十代の頃は分からなかったが、これは二十代辺りで青年が経験する通過儀礼の物語。色んな状況の童貞を捨てていくシンジ君の世界は広がるが心の傷も増え続けていく。心の壁であるATフィールドを突破してくる使徒達。社会的障壁の象徴でもあるし、女性とも取れる。

失恋というよりも肉体関係にいたった上での、もつれを表しているかのような痛みがある。レイとアスカと上手くコミュニケーションを取れていた時の高揚感。アスカとの別れ、綾波へのプロポーズ。まさに移り気な青春の暴走だ。

綾波との近親相姦的な匂いは消え、ひたすら優柔不断だった男がやっと一人の女を選んだように見える。

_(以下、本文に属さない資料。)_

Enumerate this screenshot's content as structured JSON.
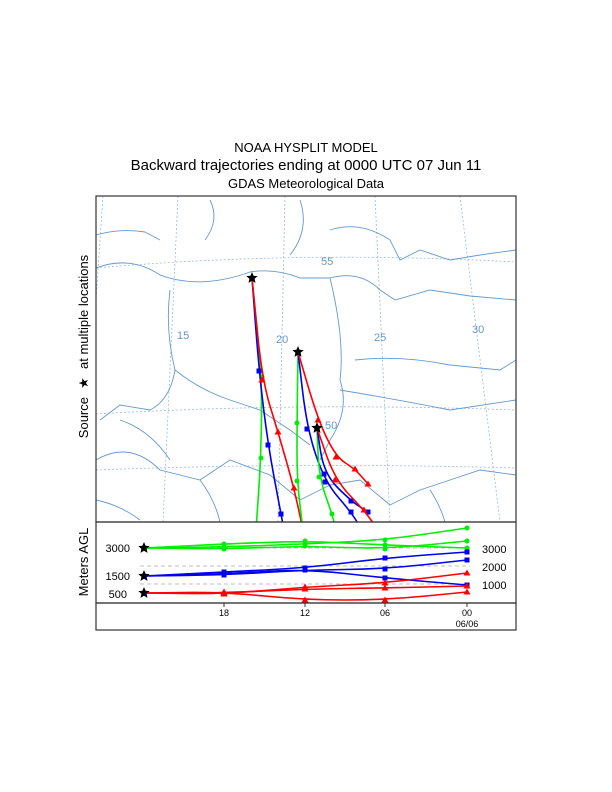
{
  "header": {
    "line1": "NOAA HYSPLIT MODEL",
    "line2": "Backward trajectories ending at 0000 UTC 07 Jun 11",
    "line3": "GDAS Meteorological Data"
  },
  "side_labels": {
    "source_prefix": "Source",
    "source_suffix": "at multiple locations",
    "source_symbol": "★",
    "height_axis": "Meters AGL"
  },
  "map": {
    "longitude_labels": [
      "15",
      "20",
      "25",
      "30"
    ],
    "latitude_labels": [
      "55",
      "50"
    ]
  },
  "height_panel": {
    "left_ticks": [
      "3000",
      "1500",
      "500"
    ],
    "right_ticks": [
      "3000",
      "2000",
      "1000"
    ],
    "time_ticks": [
      "18",
      "12",
      "06",
      "00"
    ],
    "date_label": "06/06"
  },
  "colors": {
    "green": "#00ee00",
    "blue": "#0000ee",
    "red": "#ff0000",
    "map_lines": "#6699cc"
  }
}
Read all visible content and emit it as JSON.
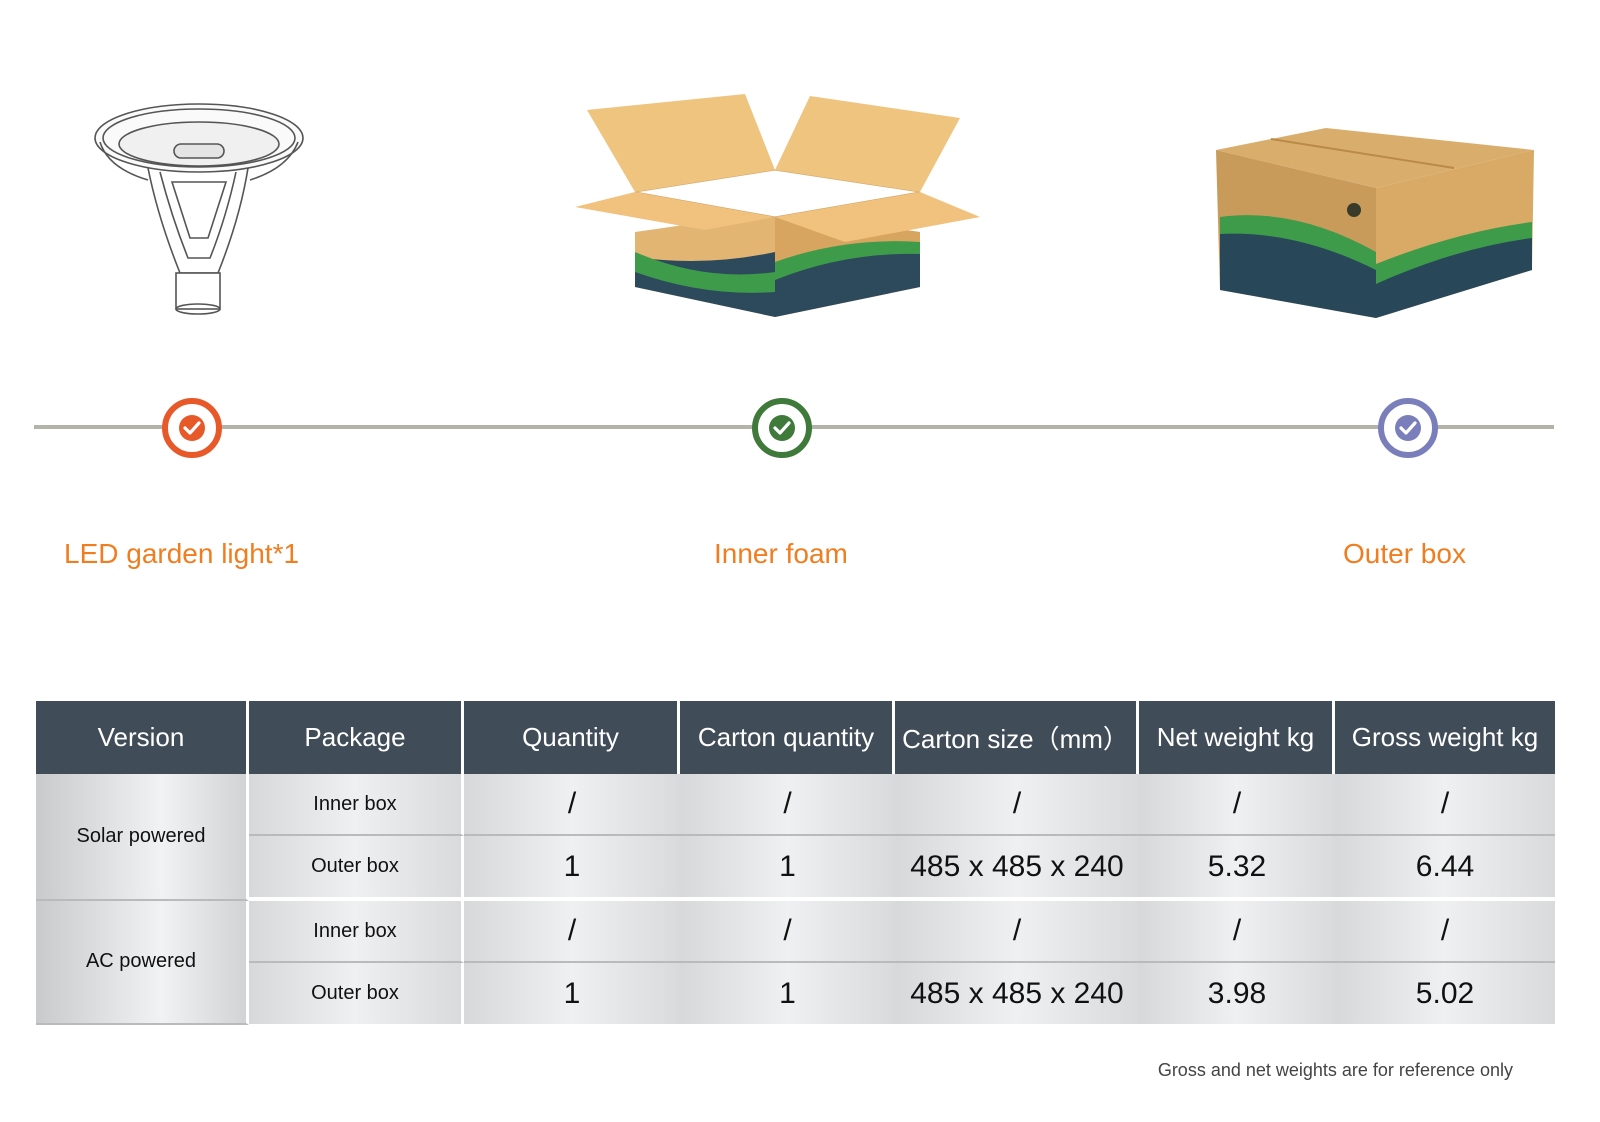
{
  "illustrations": {
    "light": "led-garden-light-drawing",
    "open_box": "open-cardboard-box",
    "closed_box": "closed-cardboard-box"
  },
  "steps": [
    {
      "label": "LED garden light*1",
      "color": "#e8592a",
      "icon": "check-icon"
    },
    {
      "label": "Inner foam",
      "color": "#3f7a3a",
      "icon": "check-icon"
    },
    {
      "label": "Outer box",
      "color": "#7a7fbc",
      "icon": "check-icon"
    }
  ],
  "colors": {
    "label": "#f07d1f",
    "header_bg": "#404c58",
    "timeline": "#b3b3a8"
  },
  "table": {
    "headers": [
      "Version",
      "Package",
      "Quantity",
      "Carton quantity",
      "Carton size（mm）",
      "Net weight kg",
      "Gross weight kg"
    ],
    "groups": [
      {
        "version": "Solar powered",
        "rows": [
          {
            "package": "Inner box",
            "quantity": "/",
            "carton_quantity": "/",
            "carton_size": "/",
            "net_weight": "/",
            "gross_weight": "/"
          },
          {
            "package": "Outer box",
            "quantity": "1",
            "carton_quantity": "1",
            "carton_size": "485 x 485 x 240",
            "net_weight": "5.32",
            "gross_weight": "6.44"
          }
        ]
      },
      {
        "version": "AC powered",
        "rows": [
          {
            "package": "Inner box",
            "quantity": "/",
            "carton_quantity": "/",
            "carton_size": "/",
            "net_weight": "/",
            "gross_weight": "/"
          },
          {
            "package": "Outer box",
            "quantity": "1",
            "carton_quantity": "1",
            "carton_size": "485 x 485 x 240",
            "net_weight": "3.98",
            "gross_weight": "5.02"
          }
        ]
      }
    ]
  },
  "footnote": "Gross and net weights are for reference only"
}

恋愛の高揚感と、その終わりの残酷さをロボットアニメとして見せる庵野秀明。どんな悲しい恋をしてきたのか分からないが安野モヨコと結婚したから「破」は、こうなったと答えていた。

思えばエヴァ旧劇場版は、アスカ役の宮村優子に庵野がフラれたからラストはああなったと言われていた。

ほんじゃ今回はプロポーズ編だとして、ラストは何故サードインパクトなのか?てかカヲル君に槍で刺されるというBL展開は意味が深い…

こんなに人気アニメなのに、個人的感情をブチ込みまくってくるエヴァンゲリオン。きっと皆が体験する恋愛の気持ち良さと気持ち悪さのコントラストが癖になるからに違いない。